Le caractère honorifique de la capitale est central dans cette initiative. Moscheni précise que la motion ne prévoit pas de déplacer les institutions ou les administrations cantonales. Le siège du gouvernement et du parlement resterait à Lausanne, mais le titre symbolique de capitale serait transféré à un autre district tous les dix ans, créant ainsi une forme de reconnaissance territoriale tournante.
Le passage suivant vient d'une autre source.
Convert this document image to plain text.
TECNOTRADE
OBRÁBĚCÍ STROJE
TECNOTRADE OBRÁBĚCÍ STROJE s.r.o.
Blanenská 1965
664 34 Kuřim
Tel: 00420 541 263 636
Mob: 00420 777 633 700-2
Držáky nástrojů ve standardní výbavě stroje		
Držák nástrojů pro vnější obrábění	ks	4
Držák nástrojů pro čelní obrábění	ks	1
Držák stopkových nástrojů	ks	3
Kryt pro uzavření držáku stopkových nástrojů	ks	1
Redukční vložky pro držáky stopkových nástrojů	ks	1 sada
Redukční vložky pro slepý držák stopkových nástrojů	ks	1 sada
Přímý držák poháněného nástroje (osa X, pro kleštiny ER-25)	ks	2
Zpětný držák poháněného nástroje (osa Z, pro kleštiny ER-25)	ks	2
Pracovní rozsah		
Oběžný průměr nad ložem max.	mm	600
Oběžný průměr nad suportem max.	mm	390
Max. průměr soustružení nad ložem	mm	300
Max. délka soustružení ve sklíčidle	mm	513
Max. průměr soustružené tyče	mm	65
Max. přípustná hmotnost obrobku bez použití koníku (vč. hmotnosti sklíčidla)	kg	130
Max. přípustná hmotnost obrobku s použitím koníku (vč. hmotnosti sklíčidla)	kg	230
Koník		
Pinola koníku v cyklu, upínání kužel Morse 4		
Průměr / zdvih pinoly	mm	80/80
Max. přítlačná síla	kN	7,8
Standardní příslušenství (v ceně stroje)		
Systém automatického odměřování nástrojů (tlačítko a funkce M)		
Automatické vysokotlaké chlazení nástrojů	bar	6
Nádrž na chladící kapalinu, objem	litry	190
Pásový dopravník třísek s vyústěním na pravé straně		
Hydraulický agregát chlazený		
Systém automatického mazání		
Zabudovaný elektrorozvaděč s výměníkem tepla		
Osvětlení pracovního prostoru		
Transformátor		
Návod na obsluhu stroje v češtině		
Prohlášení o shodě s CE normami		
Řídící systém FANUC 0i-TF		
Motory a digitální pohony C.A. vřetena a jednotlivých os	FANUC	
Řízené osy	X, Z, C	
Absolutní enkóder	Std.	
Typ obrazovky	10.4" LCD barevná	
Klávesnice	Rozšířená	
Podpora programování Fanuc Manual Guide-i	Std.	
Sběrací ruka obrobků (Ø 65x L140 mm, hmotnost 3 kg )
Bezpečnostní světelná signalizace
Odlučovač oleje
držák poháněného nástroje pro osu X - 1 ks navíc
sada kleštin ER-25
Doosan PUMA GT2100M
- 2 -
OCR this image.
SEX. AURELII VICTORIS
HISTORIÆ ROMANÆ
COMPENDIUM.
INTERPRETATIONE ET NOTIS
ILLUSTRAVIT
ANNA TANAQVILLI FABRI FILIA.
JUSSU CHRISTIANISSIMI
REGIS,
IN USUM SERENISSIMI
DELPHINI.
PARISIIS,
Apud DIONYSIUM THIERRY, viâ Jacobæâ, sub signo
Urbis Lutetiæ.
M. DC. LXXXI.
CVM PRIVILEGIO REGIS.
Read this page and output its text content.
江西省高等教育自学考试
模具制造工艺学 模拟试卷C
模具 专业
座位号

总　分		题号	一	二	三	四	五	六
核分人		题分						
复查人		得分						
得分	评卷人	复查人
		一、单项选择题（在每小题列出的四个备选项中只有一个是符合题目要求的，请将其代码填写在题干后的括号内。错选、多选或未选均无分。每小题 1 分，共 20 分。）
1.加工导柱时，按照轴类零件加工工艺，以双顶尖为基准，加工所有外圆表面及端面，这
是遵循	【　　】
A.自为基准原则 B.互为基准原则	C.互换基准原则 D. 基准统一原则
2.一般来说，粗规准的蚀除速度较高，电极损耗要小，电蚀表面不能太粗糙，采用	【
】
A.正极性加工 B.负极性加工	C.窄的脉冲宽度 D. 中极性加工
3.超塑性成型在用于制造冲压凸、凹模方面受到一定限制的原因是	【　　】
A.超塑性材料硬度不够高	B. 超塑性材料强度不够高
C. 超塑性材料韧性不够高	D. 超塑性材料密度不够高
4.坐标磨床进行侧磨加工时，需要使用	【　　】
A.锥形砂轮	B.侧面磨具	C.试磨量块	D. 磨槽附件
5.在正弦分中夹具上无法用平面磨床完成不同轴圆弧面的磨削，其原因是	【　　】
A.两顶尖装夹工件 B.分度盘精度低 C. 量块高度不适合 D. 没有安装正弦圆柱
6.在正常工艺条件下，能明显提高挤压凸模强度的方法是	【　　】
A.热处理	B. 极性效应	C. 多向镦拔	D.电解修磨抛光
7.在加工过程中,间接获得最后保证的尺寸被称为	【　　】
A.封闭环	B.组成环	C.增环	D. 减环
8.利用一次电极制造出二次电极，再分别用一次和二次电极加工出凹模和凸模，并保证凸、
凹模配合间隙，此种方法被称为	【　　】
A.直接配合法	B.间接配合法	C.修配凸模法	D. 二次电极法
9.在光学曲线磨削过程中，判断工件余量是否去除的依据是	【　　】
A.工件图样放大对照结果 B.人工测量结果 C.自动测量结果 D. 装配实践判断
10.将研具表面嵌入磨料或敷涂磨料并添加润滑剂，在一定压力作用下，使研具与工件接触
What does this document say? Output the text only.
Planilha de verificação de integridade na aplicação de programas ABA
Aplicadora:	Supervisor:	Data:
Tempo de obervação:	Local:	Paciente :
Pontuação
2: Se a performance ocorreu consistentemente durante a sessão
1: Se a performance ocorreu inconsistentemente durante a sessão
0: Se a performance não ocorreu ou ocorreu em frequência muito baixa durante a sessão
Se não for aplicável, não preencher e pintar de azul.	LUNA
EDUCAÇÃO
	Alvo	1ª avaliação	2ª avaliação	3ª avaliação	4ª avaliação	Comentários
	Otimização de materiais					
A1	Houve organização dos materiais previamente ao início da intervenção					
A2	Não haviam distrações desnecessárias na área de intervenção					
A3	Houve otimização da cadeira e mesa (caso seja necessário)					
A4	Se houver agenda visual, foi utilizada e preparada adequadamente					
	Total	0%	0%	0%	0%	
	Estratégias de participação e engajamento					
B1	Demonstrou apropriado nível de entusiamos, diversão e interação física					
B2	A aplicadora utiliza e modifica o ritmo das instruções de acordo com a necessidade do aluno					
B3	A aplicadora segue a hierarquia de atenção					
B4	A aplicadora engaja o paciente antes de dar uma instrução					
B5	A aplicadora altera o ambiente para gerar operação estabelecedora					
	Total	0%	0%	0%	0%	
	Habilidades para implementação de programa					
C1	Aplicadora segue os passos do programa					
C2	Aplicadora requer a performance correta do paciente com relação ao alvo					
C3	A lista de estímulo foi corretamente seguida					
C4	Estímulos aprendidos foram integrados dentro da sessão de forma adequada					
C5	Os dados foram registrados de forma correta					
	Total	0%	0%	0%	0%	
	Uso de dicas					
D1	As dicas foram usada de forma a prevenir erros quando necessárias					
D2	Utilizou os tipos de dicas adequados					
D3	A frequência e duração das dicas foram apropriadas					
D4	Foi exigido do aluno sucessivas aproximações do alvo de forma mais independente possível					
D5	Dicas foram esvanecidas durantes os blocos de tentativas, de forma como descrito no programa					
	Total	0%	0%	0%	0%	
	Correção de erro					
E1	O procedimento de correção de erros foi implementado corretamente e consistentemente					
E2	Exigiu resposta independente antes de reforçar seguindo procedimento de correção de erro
Une réaction politique partagée et des critiques sur le fond
La proposition a surpris et parfois amusé certains élus, notamment en raison de sa date de dépôt. Le député socialiste Julien Eggenberger a avoué avoir cru à un poisson d’avril. Pour lui, l’idée d’une capitale sans institutions réelles n’a pas de sens : « Une capitale, c’est le lieu où se trouvent le gouvernement et le parlement ». Il craint un détournement de la fonction institutionnelle, qui pourrait créer de la confusion sans résoudre les problèmes d’inégalité territoriale.
Du côté des défenseurs du texte, comme Bernard Nicod, député PLR de la Broye-Vully, le message est plus nuancé. Il voit dans cette idée une tentative de revalorisation des régions périphériques, où le sentiment d’oubli est réel. Il évoque la nostalgie d’un canton plus unifié, où des événements comme le Comptoir suisse à Lausanne servaient de trait d’union entre tradition et modernité. Nicod souligne aussi les difficultés d’accès aux transports publics dans certaines régions, qui accentuent le sentiment d’exclusion vis-à-vis de la capitale.
Ce débat révèle également une fracture politique. Lausanne, gouvernée par la gauche depuis 1990, est considérée par une partie de la droite vaudoise comme un bastion peu représentatif de l’ensemble du canton. Moscheni ne cache pas une certaine défiance envers la gestion lausannoise, estimant que la ville travaille « pour sa clientèle », et qu’elle a perdu son pouvoir de rassemblement.
Pour l’instant, la motion suit le processus parlementaire habituel. Elle devrait être examinée en commission dans les mois à venir. En cas d’acceptation, un référendum populaire serait nécessaire pour modifier la Constitution. Bien que le projet n’entraîne pas de bouleversement institutionnel immédiat, il interpelle sur le déséquilibre perçu entre ville et campagne, et relance un débat plus large sur la gouvernance territoriale dans le canton de Vaud.